Madame de St. Andre looked after the clean-limbed, athletic young figure as it disappeared rapidly through the trees. And suddenly a keen regret for what she had done swept over her. Did she love him, then, that she should wish him back? She sank upon the bench with a beating heart. She would have called out to him, have brought him back to her side, but that her pride held her in check.
“What insolence!” she said, half-starting up. “And yet—and yet—’tis more to my liking than fine phrases! And it was true—what he said—had he been Monsieur le Duc de Montmorency or Monsieur de Villeroi—! At least I shall see him again—he will come back—they always do.” But though she smiled, a curious foreboding and a sort of fear seized upon her.
At the chateau Calvert found Mr. Jefferson making his adieux to Madame d’Azay and her guests. The horses had been ordered, and in a few minutes the gentlemen were ready to start. D’Azay walked with Calvert to where Bertrand stood holding them.
“’Tis an infernal shame, Ned,” he said, in a low tone, wringing the young man’s hand. “I guessed thy mission down here and thy face tells me how it has gone. As for myself, I would have wished for nothing better. Perhaps she may change her mind—all women do,” he added, hopefully. But Calvert only shook his head.
“She is for some greater and luckier man than I,” he said, quietly, taking the reins from Bertrand, and waving an adieu to the young lord as he rode down the avenue.
As d’Azay slowly made his way back to the chateau, Bertrand stood for a moment looking after him before mounting to follow Mr. Jefferson and Calvert.
“And so,” he said, half-aloud, “that was Monsieur’s reason for coming to Azay-le-Roi! And she won’t have him! All women are fools, and these great ladies seem to be the biggest fools of all. She will not find his equal among the white-livered aristocrats who swarm around her. I wish I could revenge Monsieur for this,” he said, savagely, and jumping on his horse he rode after the two gentlemen.

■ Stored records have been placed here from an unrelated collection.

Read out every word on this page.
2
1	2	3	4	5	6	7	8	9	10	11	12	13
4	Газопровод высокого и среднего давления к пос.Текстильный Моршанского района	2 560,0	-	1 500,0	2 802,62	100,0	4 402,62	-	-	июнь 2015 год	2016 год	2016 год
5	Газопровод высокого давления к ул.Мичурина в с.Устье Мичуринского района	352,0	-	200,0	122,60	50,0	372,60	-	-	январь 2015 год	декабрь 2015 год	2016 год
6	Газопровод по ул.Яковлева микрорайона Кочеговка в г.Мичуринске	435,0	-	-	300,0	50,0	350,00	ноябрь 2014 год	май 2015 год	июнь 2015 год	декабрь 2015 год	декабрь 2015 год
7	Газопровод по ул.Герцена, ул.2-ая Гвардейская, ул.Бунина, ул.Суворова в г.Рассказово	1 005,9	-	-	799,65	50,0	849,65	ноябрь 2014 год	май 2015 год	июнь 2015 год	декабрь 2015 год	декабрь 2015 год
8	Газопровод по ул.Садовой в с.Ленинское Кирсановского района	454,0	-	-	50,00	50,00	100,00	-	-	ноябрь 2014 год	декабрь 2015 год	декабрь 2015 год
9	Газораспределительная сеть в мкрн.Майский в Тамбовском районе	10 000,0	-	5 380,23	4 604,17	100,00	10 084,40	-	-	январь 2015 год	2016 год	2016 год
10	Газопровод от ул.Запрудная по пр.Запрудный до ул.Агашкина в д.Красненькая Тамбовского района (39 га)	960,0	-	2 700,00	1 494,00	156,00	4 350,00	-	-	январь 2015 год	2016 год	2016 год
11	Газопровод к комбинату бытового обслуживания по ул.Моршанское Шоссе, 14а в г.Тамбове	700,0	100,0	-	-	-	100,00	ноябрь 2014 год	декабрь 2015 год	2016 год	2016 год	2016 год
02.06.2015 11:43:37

The journey back to Tours was made more quickly than coming, and Mr. Jefferson was so full of his visit to Azay-le-Roi as not to notice Calvert’s preoccupation and silence. They rode into the town in the late afternoon and made their way to the Boule d’Or, where Calvert, who had a sudden longing to be alone, left Mr. Jefferson writing letters, and strolled back into the old town.
Almost before he was aware of it he found himself in the little square before the great Cathedral. With a sudden impulse he entered and leaned against one of the fretted columns. A chorister was practising softly in the transept overhead. ’Twas the benedictus from one of Mozart’s masses.